I’m a doctoral student in a Doctoral Training Partnership/ Doctoral Training Centre/ Centre for Doctoral Training. I spent time at several different universities while doing my research – can I take part in the election?
Yes, doctoral students in Doctoral Training Partnership/ Doctoral Training Centre/ Centre for Doctoral Training are counted as visiting students. So you would be able to vote, but if you stood as a candidate you would need to discuss with your university of origin about arrangements for taking a sabbatical year.
I’m a doctoral student funded by a university studentship. Will I be able to take a break in my funding in order to serve as an Officer?
This shouldn’t be a problem. The University supports the postgraduate Officers and is happy to consider breaks in funding for research postgraduates who are elected.
I’m a doctoral student funded by a research council. Will I be able to take a break in my funding?
This may be possible but you will need to discuss your position with your research council or agency funding you and with your Director of Studies before standing. The SU can provide advice, support and guidance in these matters.

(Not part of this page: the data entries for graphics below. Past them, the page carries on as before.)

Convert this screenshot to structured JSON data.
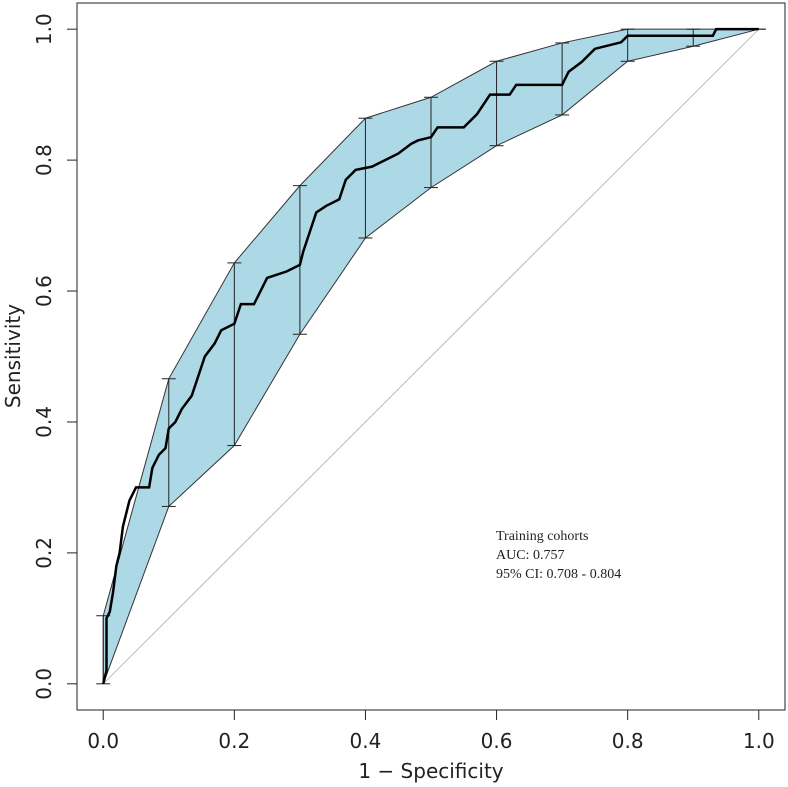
{
  "chart_data": {
    "type": "roc",
    "xlabel": "1 − Specificity",
    "ylabel": "Sensitivity",
    "annotations": [
      "Training cohorts",
      "AUC: 0.757",
      "95% CI:  0.708 - 0.804"
    ],
    "xlim": [
      -0.04,
      1.04
    ],
    "ylim": [
      -0.04,
      1.04
    ],
    "xticks": [
      {
        "value": 0,
        "label": "0.0"
      },
      {
        "value": 0.2,
        "label": "0.2"
      },
      {
        "value": 0.4,
        "label": "0.4"
      },
      {
        "value": 0.6,
        "label": "0.6"
      },
      {
        "value": 0.8,
        "label": "0.8"
      },
      {
        "value": 1,
        "label": "1.0"
      }
    ],
    "yticks": [
      {
        "value": 0,
        "label": "0.0"
      },
      {
        "value": 0.2,
        "label": "0.2"
      },
      {
        "value": 0.4,
        "label": "0.4"
      },
      {
        "value": 0.6,
        "label": "0.6"
      },
      {
        "value": 0.8,
        "label": "0.8"
      },
      {
        "value": 1,
        "label": "1.0"
      }
    ],
    "reference_line": {
      "x": [
        0,
        1
      ],
      "y": [
        0,
        1
      ],
      "color": "#bbbbbb"
    },
    "ci_band": {
      "color": "#add8e6",
      "x": [
        0,
        0.1,
        0.2,
        0.3,
        0.4,
        0.5,
        0.6,
        0.7,
        0.8,
        0.9,
        1.0
      ],
      "lower": [
        0,
        0.271,
        0.364,
        0.534,
        0.681,
        0.758,
        0.822,
        0.869,
        0.951,
        0.974,
        1.0
      ],
      "upper": [
        0.104,
        0.466,
        0.643,
        0.761,
        0.864,
        0.896,
        0.951,
        0.979,
        1.0,
        1.0,
        1.0
      ]
    },
    "curve": {
      "color": "#000000",
      "x": [
        0,
        0.005,
        0.005,
        0.01,
        0.015,
        0.02,
        0.025,
        0.03,
        0.035,
        0.04,
        0.05,
        0.07,
        0.075,
        0.085,
        0.095,
        0.1,
        0.11,
        0.12,
        0.135,
        0.145,
        0.155,
        0.17,
        0.18,
        0.2,
        0.21,
        0.23,
        0.24,
        0.25,
        0.28,
        0.3,
        0.305,
        0.315,
        0.325,
        0.34,
        0.36,
        0.37,
        0.385,
        0.41,
        0.43,
        0.45,
        0.47,
        0.48,
        0.5,
        0.51,
        0.55,
        0.57,
        0.59,
        0.62,
        0.63,
        0.7,
        0.71,
        0.73,
        0.75,
        0.79,
        0.8,
        0.93,
        0.935,
        1.0
      ],
      "y": [
        0,
        0.02,
        0.1,
        0.11,
        0.14,
        0.18,
        0.2,
        0.24,
        0.26,
        0.28,
        0.3,
        0.3,
        0.33,
        0.35,
        0.36,
        0.39,
        0.4,
        0.42,
        0.44,
        0.47,
        0.5,
        0.52,
        0.54,
        0.55,
        0.58,
        0.58,
        0.6,
        0.62,
        0.63,
        0.64,
        0.66,
        0.69,
        0.72,
        0.73,
        0.74,
        0.77,
        0.785,
        0.79,
        0.8,
        0.81,
        0.825,
        0.83,
        0.835,
        0.85,
        0.85,
        0.87,
        0.9,
        0.9,
        0.915,
        0.915,
        0.935,
        0.95,
        0.97,
        0.98,
        0.99,
        0.99,
        1.0,
        1.0
      ]
    }
  }
}
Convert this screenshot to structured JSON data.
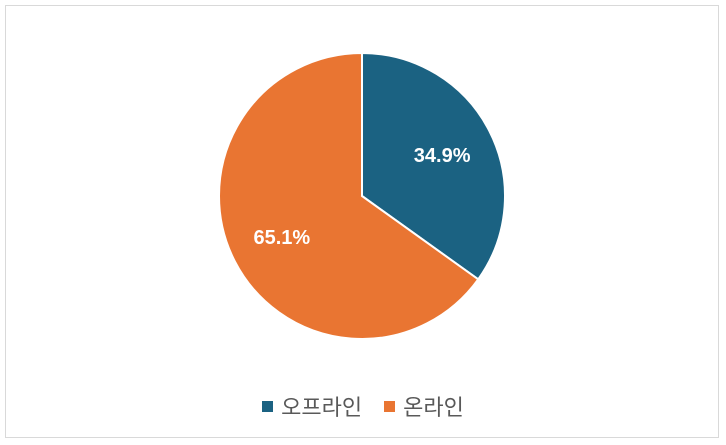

I’m a doctoral student funded by industry, overseas government, charity or other funder. Will I be able to take a break in my funding?
This may be possible but you will need to discuss your position with your funder and with your Director of Studies before standing.
We recommend you do the following steps:
1. Read more
This site has a lot of useful information ranging from full job descriptions, ex-Officer experiences, previous manifestos to the process of running for Officer. (The Candidate Information Pack is essential reading once you have decided to run.)
2. Talk to someone
Find out more about the role. You can talk in confidence to any of the existing SU Officers, or a member of staff.
3. Attend the training sessions for prospective candidates
You can find the training dates and times here.
4. Nominate yourself
Nominations Period: Now open until 12:00 20 February 2023. See more here.
5. Plan your campaign
You must attend the compulsory candidate meetings and briefing sessions and look at the elections timetable. See both here.
There will also be a Candidates' Debate for each post, when other students will be able to see the candidates and hear what they have to say. These will be available to view online.